O presidente brasileiro afirmou que a falta de ação do Conselho de Segurança é alarmante, citando situações de conflito em locais como Gaza, Iraque, Líbia e Ucrânia. Ele enfatizou que a resolução de problemas globais não deve depender da força militar e que é inaceitável que nações mais poderosas se considerem donas de países mais vulneráveis.

Defesa dos Países em Desenvolvimento

Lula também fez uma defesa contundente dos países latino-americanos e africanos, ressaltando a importância de que essas nações não aceitem ser meros exportadores de recursos naturais. Ele destacou que é fundamental que os países em desenvolvimento utilizem suas reservas minerais para promover seu próprio crescimento econômico, em vez de permitir que potências globais se apropriem de seus recursos.

O presidente alertou sobre a exploração de minerais críticos e a necessidade de um desenvolvimento autônomo. Ele afirmou que a América Latina e a África têm a oportunidade de se fortalecer e não devem se submeter às demandas das grandes potências.

Preocupações com Conflitos e Desigualdade

Lula expressou sua profunda preocupação com a atual concentração de conflitos no mundo, que, segundo ele, é a maior desde a Segunda Guerra Mundial.
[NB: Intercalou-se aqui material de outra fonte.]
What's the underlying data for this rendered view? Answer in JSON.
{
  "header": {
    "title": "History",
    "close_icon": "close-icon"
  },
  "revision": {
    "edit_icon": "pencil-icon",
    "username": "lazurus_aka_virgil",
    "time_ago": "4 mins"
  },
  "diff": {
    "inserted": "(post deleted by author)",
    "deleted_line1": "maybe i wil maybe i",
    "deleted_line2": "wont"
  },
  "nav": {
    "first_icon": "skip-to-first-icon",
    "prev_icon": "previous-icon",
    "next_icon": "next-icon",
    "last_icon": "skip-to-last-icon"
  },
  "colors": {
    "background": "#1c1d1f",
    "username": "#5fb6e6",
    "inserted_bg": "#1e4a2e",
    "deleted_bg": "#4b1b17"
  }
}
Ele mencionou que as guerras em diversas regiões têm impactos diretos na economia global, elevando os preços de energia e alimentos, e afastando o desenvolvimento social e econômico.

O presidente também ressaltou a importância da União Africana como um modelo de integração regional e a necessidade de enfrentar a herança colonial, afirmando que o Brasil ainda tem uma dívida histórica com a África devido ao período de escravidão.